- Structure: Regional knockout championship
- Teams: 16
- Winners: Leeds
- Runners-up: Huddersfield

= 1937–38 Yorkshire Cup =

Yorkshire Cup Thirtieth Anniversary

The 1937–38 Yorkshire Cup was the thirtieth occasion on which the Yorkshire Cup competition had been held.

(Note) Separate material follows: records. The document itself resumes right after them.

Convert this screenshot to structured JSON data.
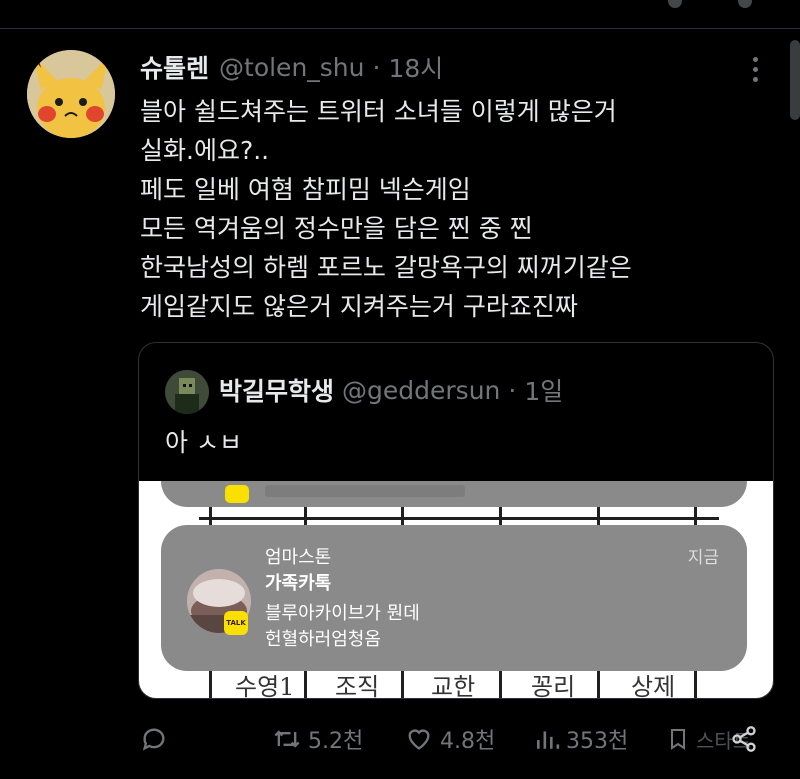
{
  "tweet": {
    "display_name": "슈톨렌",
    "handle": "@tolen_shu",
    "separator": "·",
    "time": "18시",
    "lines": [
      "블아 쉴드쳐주는 트위터 소녀들 이렇게 많은거",
      "실화.에요?..",
      "페도 일베 여혐 참피밈 넥슨게임",
      "모든 역겨움의 정수만을 담은 찐 중 찐",
      "한국남성의 하렘 포르노 갈망욕구의 찌꺼기같은",
      "게임같지도 않은거 지켜주는거 구라죠진짜"
    ]
  },
  "quote": {
    "display_name": "박길무학생",
    "handle": "@geddersun",
    "separator": "·",
    "time": "1일",
    "text": "아 ㅅㅂ",
    "notification": {
      "sender": "엄마스톤",
      "app": "가족카톡",
      "message_line1": "블루아카이브가 뭔데",
      "message_line2": "헌혈하러엄청옴",
      "time": "지금",
      "badge": "TALK"
    },
    "handwriting": [
      "수영1",
      "조직",
      "교한",
      "꽁리",
      "상제"
    ]
  },
  "actions": {
    "reply_icon": "speech-bubble-icon",
    "retweets": "5.2천",
    "likes": "4.8천",
    "views": "353천",
    "share_overlay": "스타트"
  },
  "colors": {
    "background": "#000000",
    "text": "#e7e9ea",
    "muted": "#71767b",
    "border": "#2f3336",
    "kakao_yellow": "#f9e000",
    "notification_bg": "#8a8a8a"
  }
}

The Yorkshire Cup competition was a knock-out competition between (mainly professional) rugby league clubs from the county of Yorkshire. The actual area was at times increased to encompass other teams from outside the county such Mansfield, Coventry, this season's appearance of Newcastle, and even last year's appearance of London (in the form of Acton & Willesden. The competition always took place early in the season, in the Autumn, with the final taking place in (or just before) December (The only exception to this was when disruption of the fixture list was caused during, and immediately after, the two World Wars)

Leeds won the trophy by beating Huddersfield by the score of 14–8

The match was played at Belle Vue, in the City of Wakefield, now in West Yorkshire. The attendance was 22,000 and receipts were £1,508

This was Leeds' last of their six victories in a period of ten years, during which time they won every Yorkshire Cup final in which they appeared.

== Background ==

This season there were no junior/amateur clubs taking part, no new entrants and no "leavers" and so the total of entries remained the same at sixteen.

This in turn resulted in no in the first round.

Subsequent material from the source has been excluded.